I got home that night and realised how flabby I had become. Not physically necessarily (although I haven’t been taking good care of my body), but emotionally and mentally I was thick waisted. I was stressed all the time, five words away from tears and anger, all of my muscles – both physical and mental were slack from lack of use. I had been feeling this for awhile now, but had been able to blame the hard time we had been having for my ‘flabbiness’, but blame really only gets you so far.
So I woke up on Saturday morning, and started to practice meditation and mindfulness again. I sat for maybe 7 minutes focussing on my breath, I then did two yoga moves that I used to do daily which are about grounding yourself to the earth, and I must say I felt a lot better.
This morning I did the same thing, but with the help of a Thich Nhat Hanh book I purchased (sometimes consumption is helpful) to guide me through my mindful meditation. As I read his insightful words lights that had long been dimmed started flashing brightly, particular during the reading of one particular story.

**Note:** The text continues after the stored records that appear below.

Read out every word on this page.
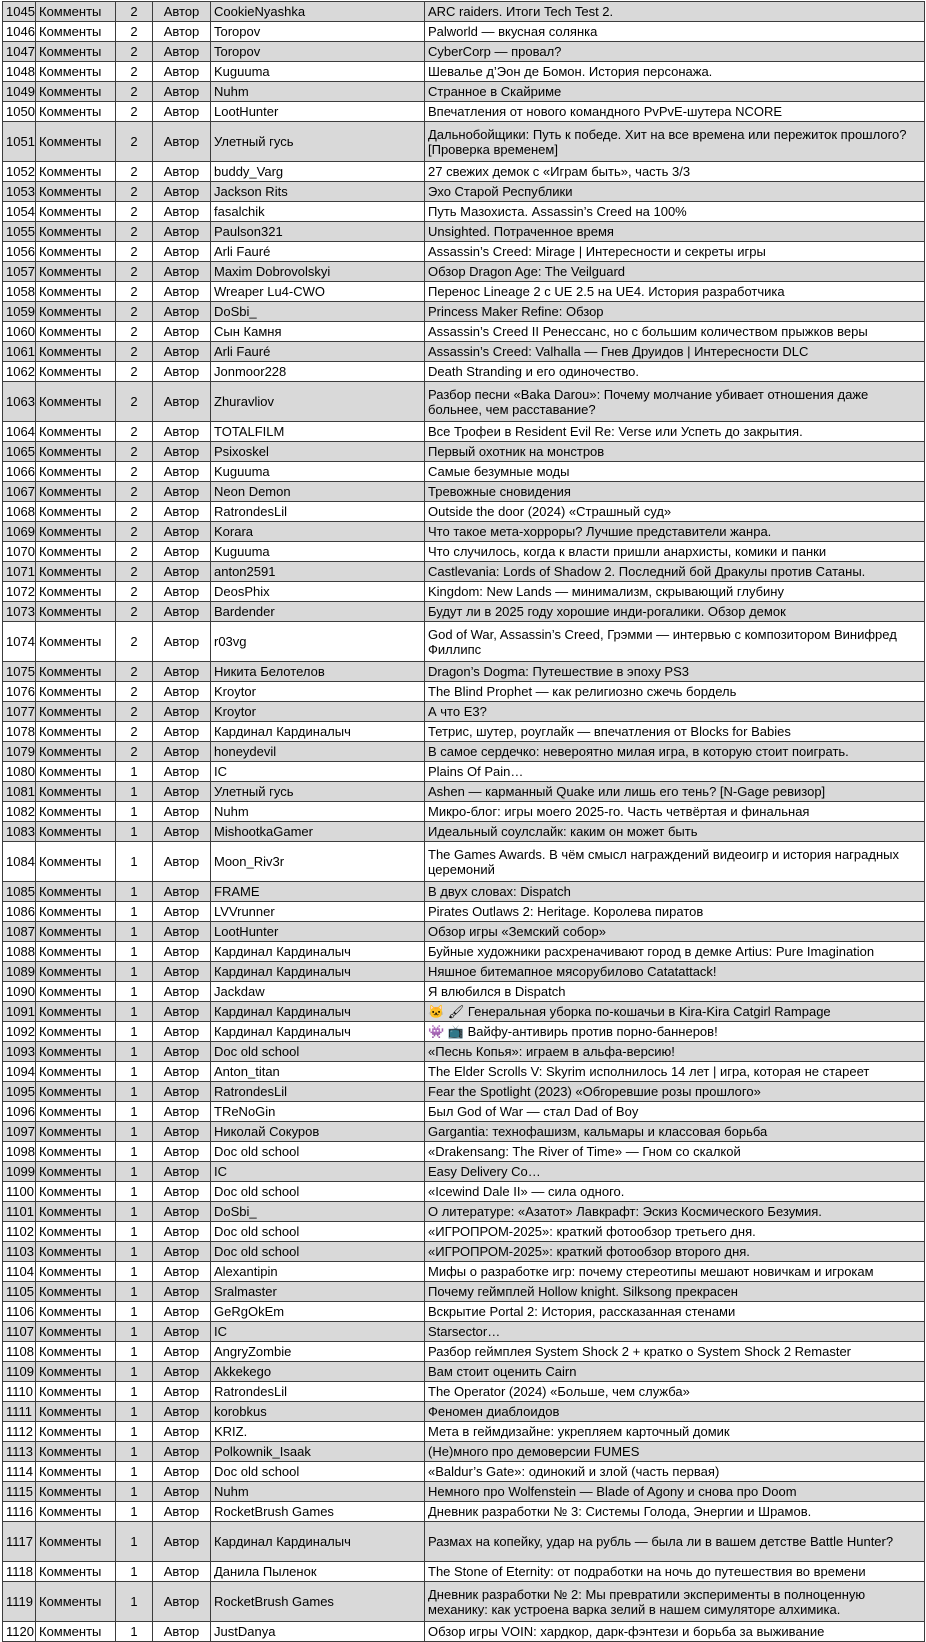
1045	Комменты	2	Автор	CookieNyashka	ARC raiders. Итоги Tech Test 2.
1046	Комменты	2	Автор	Toropov	Palworld — вкусная солянка
1047	Комменты	2	Автор	Toropov	CyberCorp — провал?
1048	Комменты	2	Автор	Kuguuma	Шевалье д’Эон де Бомон. История персонажа.
1049	Комменты	2	Автор	Nuhm	Странное в Скайриме
1050	Комменты	2	Автор	LootHunter	Впечатления от нового командного PvPvE-шутера NCORE
1051	Комменты	2	Автор	Улетный гусь	Дальнобойщики: Путь к победе. Хит на все времена или пережиток прошлого? [Проверка временем]
1052	Комменты	2	Автор	buddy_Varg	27 свежих демок с «Играм быть», часть 3/3
1053	Комменты	2	Автор	Jackson Rits	Эхо Старой Республики
1054	Комменты	2	Автор	fasalchik	Путь Мазохиста. Assassin’s Creed на 100%
1055	Комменты	2	Автор	Paulson321	Unsighted. Потраченное время
1056	Комменты	2	Автор	Arli Fauré	Assassin’s Creed: Mirage | Интересности и секреты игры
1057	Комменты	2	Автор	Maxim Dobrovolskyi	Обзор Dragon Age: The Veilguard
1058	Комменты	2	Автор	Wreaper Lu4-CWO	Перенос Lineage 2 с UE 2.5 на UE4. История разработчика
1059	Комменты	2	Автор	DoSbi_	Princess Maker Refine: Обзор
1060	Комменты	2	Автор	Сын Камня	Assassin’s Creed II Ренессанс, но с большим количеством прыжков веры
1061	Комменты	2	Автор	Arli Fauré	Assassin’s Creed: Valhalla — Гнев Друидов | Интересности DLC
1062	Комменты	2	Автор	Jonmoor228	Death Stranding и его одиночество.
1063	Комменты	2	Автор	Zhuravliov	Разбор песни «Baka Darou»: Почему молчание убивает отношения даже больнее, чем расставание?
1064	Комменты	2	Автор	TOTALFILM	Все Трофеи в Resident Evil Re: Verse или Успеть до закрытия.
1065	Комменты	2	Автор	Psixoskel	Первый охотник на монстров
1066	Комменты	2	Автор	Kuguuma	Самые безумные моды
1067	Комменты	2	Автор	Neon Demon	Тревожные сновидения
1068	Комменты	2	Автор	RatrondesLil	Outside the door (2024) «Страшный суд»
1069	Комменты	2	Автор	Korara	Что такое мета-хорроры? Лучшие представители жанра.
1070	Комменты	2	Автор	Kuguuma	Что случилось, когда к власти пришли анархисты, комики и панки
1071	Комменты	2	Автор	anton2591	Castlevania: Lords of Shadow 2. Последний бой Дракулы против Сатаны.
1072	Комменты	2	Автор	DeosPhix	Kingdom: New Lands — минимализм, скрывающий глубину
1073	Комменты	2	Автор	Bardender	Будут ли в 2025 году хорошие инди-рогалики. Обзор демок
1074	Комменты	2	Автор	r03vg	God of War, Assassin’s Creed, Грэмми — интервью с композитором Винифред Филлипс
1075	Комменты	2	Автор	Никита Белотелов	Dragon’s Dogma: Путешествие в эпоху PS3
1076	Комменты	2	Автор	Kroytor	The Blind Prophet — как религиозно сжечь бордель
1077	Комменты	2	Автор	Kroytor	А что E3?
1078	Комменты	2	Автор	Кардинал Кардиналыч	Тетрис, шутер, роуглайк — впечатления от Blocks for Babies
1079	Комменты	2	Автор	honeydevil	В самое сердечко: невероятно милая игра, в которую стоит поиграть.
1080	Комменты	1	Автор	IC	Plains Of Pain…
1081	Комменты	1	Автор	Улетный гусь	Ashen — карманный Quake или лишь его тень? [N-Gage ревизор]
1082	Комменты	1	Автор	Nuhm	Микро-блог: игры моего 2025-го. Часть четвёртая и финальная
1083	Комменты	1	Автор	MishootkaGamer	Идеальный соулслайк: каким он может быть
1084	Комменты	1	Автор	Moon_Riv3r	The Games Awards. В чём смысл награждений видеоигр и история наградных церемоний
1085	Комменты	1	Автор	FRAME	В двух словах: Dispatch
1086	Комменты	1	Автор	LVVrunner	Pirates Outlaws 2: Heritage. Королева пиратов
1087	Комменты	1	Автор	LootHunter	Обзор игры «Земский собор»
1088	Комменты	1	Автор	Кардинал Кардиналыч	Буйные художники расхреначивают город в демке Artius: Pure Imagination
1089	Комменты	1	Автор	Кардинал Кардиналыч	Няшное битемапное мясорубилово Catatattack!
1090	Комменты	1	Автор	Jackdaw	Я влюбился в Dispatch
1091	Комменты	1	Автор	Кардинал Кардиналыч	🐱 🖌 Генеральная уборка по-кошачьи в Kira-Kira Catgirl Rampage
1092	Комменты	1	Автор	Кардинал Кардиналыч	👾 📺 Вайфу-антивирь против порно-баннеров!
1093	Комменты	1	Автор	Doc old school	«Песнь Копья»: играем в альфа-версию!
1094	Комменты	1	Автор	Anton_titan	The Elder Scrolls V: Skyrim исполнилось 14 лет | игра, которая не стареет
1095	Комменты	1	Автор	RatrondesLil	Fear the Spotlight (2023) «Обгоревшие розы прошлого»
1096	Комменты	1	Автор	TReNoGin	Был God of War — стал Dad of Boy
1097	Комменты	1	Автор	Николай Сокуров	Gargantia: технофашизм, кальмары и классовая борьба
1098	Комменты	1	Автор	Doc old school	«Drakensang: The River of Time» — Гном со скалкой
1099	Комменты	1	Автор	IC	Easy Delivery Co…
1100	Комменты	1	Автор	Doc old school	«Icewind Dale II» — сила одного.
1101	Комменты	1	Автор	DoSbi_	О литературе: «Азатот» Лавкрафт: Эскиз Космического Безумия.
1102	Комменты	1	Автор	Doc old school	«ИГРОПРОМ-2025»: краткий фотообзор третьего дня.
1103	Комменты	1	Автор	Doc old school	«ИГРОПРОМ-2025»: краткий фотообзор второго дня.
1104	Комменты	1	Автор	Alexantipin	Мифы о разработке игр: почему стереотипы мешают новичкам и игрокам
1105	Комменты	1	Автор	Sralmaster	Почему геймплей Hollow knight. Silksong прекрасен
1106	Комменты	1	Автор	GeRgOkEm	Вскрытие Portal 2: История, рассказанная стенами
1107	Комменты	1	Автор	IC	Starsector…
1108	Комменты	1	Автор	AngryZombie	Разбор геймплея System Shock 2 + кратко о System Shock 2 Remaster
1109	Комменты	1	Автор	Akkekego	Вам стоит оценить Cairn
1110	Комменты	1	Автор	RatrondesLil	The Operator (2024) «Больше, чем служба»
1111	Комменты	1	Автор	korobkus	Феномен диаблоидов
1112	Комменты	1	Автор	KRIZ.	Мета в геймдизайне: укрепляем карточный домик
1113	Комменты	1	Автор	Polkownik_Isaak	(Не)много про демоверсии FUMES
1114	Комменты	1	Автор	Doc old school	«Baldur’s Gate»: одинокий и злой (часть первая)
1115	Комменты	1	Автор	Nuhm	Немного про Wolfenstein — Blade of Agony и снова про Doom
1116	Комменты	1	Автор	RocketBrush Games	Дневник разработки № 3: Системы Голода, Энергии и Шрамов.
1117	Комменты	1	Автор	Кардинал Кардиналыч	Размах на копейку, удар на рубль — была ли в вашем детстве Battle Hunter?
1118	Комменты	1	Автор	Данила Пыленок	The Stone of Eternity: от подработки на ночь до путешествия во времени
1119	Комменты	1	Автор	RocketBrush Games	Дневник разработки № 2: Мы превратили эксперименты в полноценную механику: как устроена варка зелий в нашем симуляторе алхимика.
1120	Комменты	1	Автор	JustDanya	Обзор игры VOIN: хардкор, дарк-фэнтези и борьба за выживание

Here’s the basics - it is about a man eating a tangerine, he’s eating it piece by piece, enjoying each quadrant. Then he begins talking about future plans, aspirations, intentions and gets so caught up in these thoughts that he stops thinking about the process of eating the tangerine and instead he eats the fruit like a robot would; like an automatic gesture. During that time he stops living, he stops enjoying the fruit, because he is not conscious, he is not mindful.
I am like this man every day of my life. I never focus on enjoying the task I am doing at any given moment, I instead flit from thing to thing, idea to idea and in this way lose myself, lose my life.
This is really what I mean by flabby. I am flabby with too much stuff and no focus, I eat beautiful food without thinking (or I eat not beautiful food at all, just to give me fuel to run to the next thing), I sprint from one thing to the next never enjoying the moments, I exercise just because I should do this, I don’t enjoy the process or experience. And, I keep imagining it will all change when N and I are off in our van together travelling along without any commitments or concerns.
I now see that these commitments and concerns are always present unless we live mindfully, and that I cannot put off living my life this way until it’s convenient, I must live it like this now.